Many expenses are unavoidable. We must pay to keep a roof over our heads, and to keep our homes warm and lit. We must keep ourselves fed and we must have running water if we are to live in reasonably sanitary conditions so that we may remain in passable health. In the 21st century, very few of us would consider it possible to survive without a telephone. Those of us who have chronic health conditions requiring treatment which is not available on the NHS need to pay for that treatment. Persons who are in employment need to travel to their place of work. Council tax bills must be paid.

Almost everything else on which we spend our money is something we want, rather than something we genuinely need. We may like to have cameras, mobile telephones, computing devices, DVD players, CD players, books, holidays, fine fragrances, weekends in the country, twenty pairs of shoes, regular visits to the hairdresser, membership of clubs, evenings out, fine wines, and wardrobes full of amusing two-piece suits (with matching gloves and bags). But we do not actually need them.

Readers should note that Lady Bracknell is advocating neither excessive frugality for its own sake, nor a hair-shirted rejection of all those things which add pleasure to one's existence. Her purpose is to assist her readers in avoiding unecessary - and expensive - debt.
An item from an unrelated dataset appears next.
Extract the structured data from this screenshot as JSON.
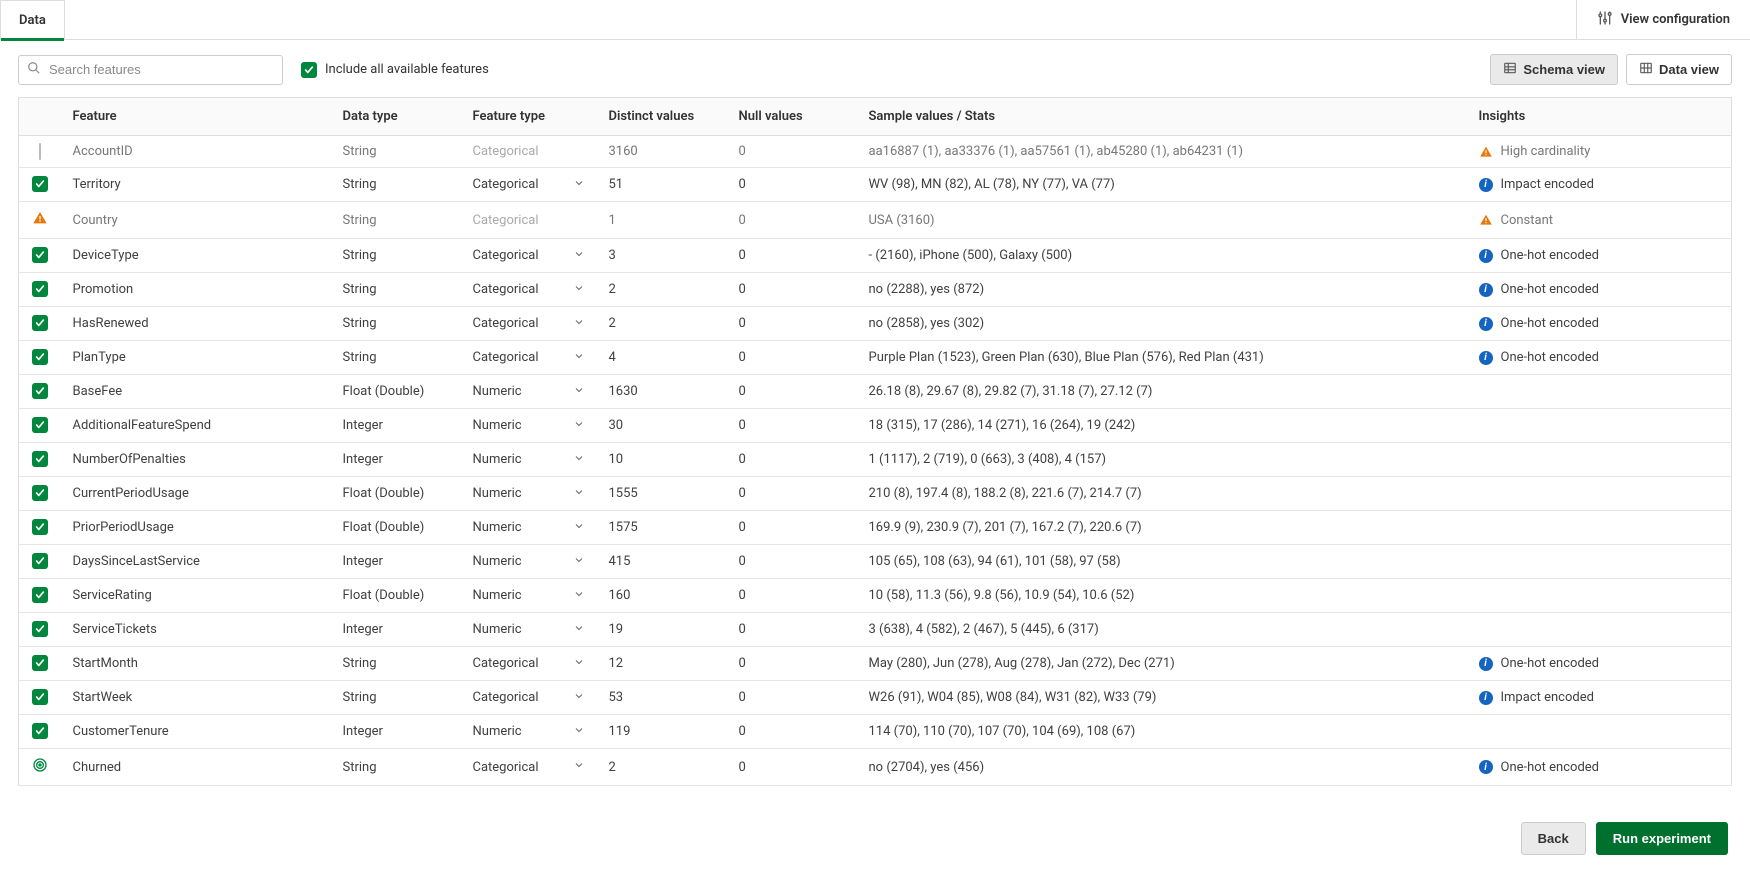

She recommends that persons whose income is finite sit down with a pencil and paper, and

  1. note down their monthly incomings;
  2. note down their unavoidable outgoings; and
  3. subtract the total at 2 from the total at 1.

The new total thus attained is their 'spending money' for the month. They may spend this on whatever takes their fancy, and they may spend it as quickly as they like, providing that they remember that they can spend it only once, and that, once they have spent it, it is gone. Unless their incomings are so straitened as to be insufficient to meet their unavoidable outgoings, as long as they can distinguish between the things they truly need to spend money on, and the things they merely want to spend money on, they will be able to remain debt-free.

Lady Bracknell doubts that her views on this issue will be greeted with universal approval, but offers no apologies for holding strong opinions on the subject.

5 Comments:

Blogger Charlesdawson said...

Dear Lady Bracknell, your words of undoubted wisdom have come too late, I fear. The whole bleeding economy would go down the khazi if people spent only what they could afford. It is predicated on debt.

I frequent, in my schadenfreude moments, a Property Forum. It is amazing how many young contributors want to know, not how can they afford this or that, but who will lend them the most money? And why can they not have, at twenty-five, all the consumer goodies which their parents have only achieved by age 60?

Eat, drink and be merry, for tomorrow we'll go bankrupt and someone else will have to pay.

4:24 pm  
Blogger Aldwych said...

I am indebted to you for that most excellent advice!

Friends, Romans, countrymen, lend me your ears. Carroll Bellman

4:46 pm  
Blogger marmiteboy said...

The good lady speaks so much sense for someone of such tender years.

Unfortunately I have fallen into the trap. In my defence I am not as bad as some but my recent purchase of property has left me a bit short. And I have an addiction to which there is no known cure. It's medical term is Purchasus Ceedeeus Maximus and it is very dangerous. I caught off a scottish bloke of my acquaintence. Advice please?

7:32 pm  
Blogger Aldwych said...

Rip and Burn dear Marmite as Long John Silver may have growled!

10:49 pm  
Blogger Charlesdawson said...

You could try buying something really ghastly and forcing yourself to listen to it on repeat - sort of aversion therapy.

How about a triple cd box of The Best of Englebert Humperdink?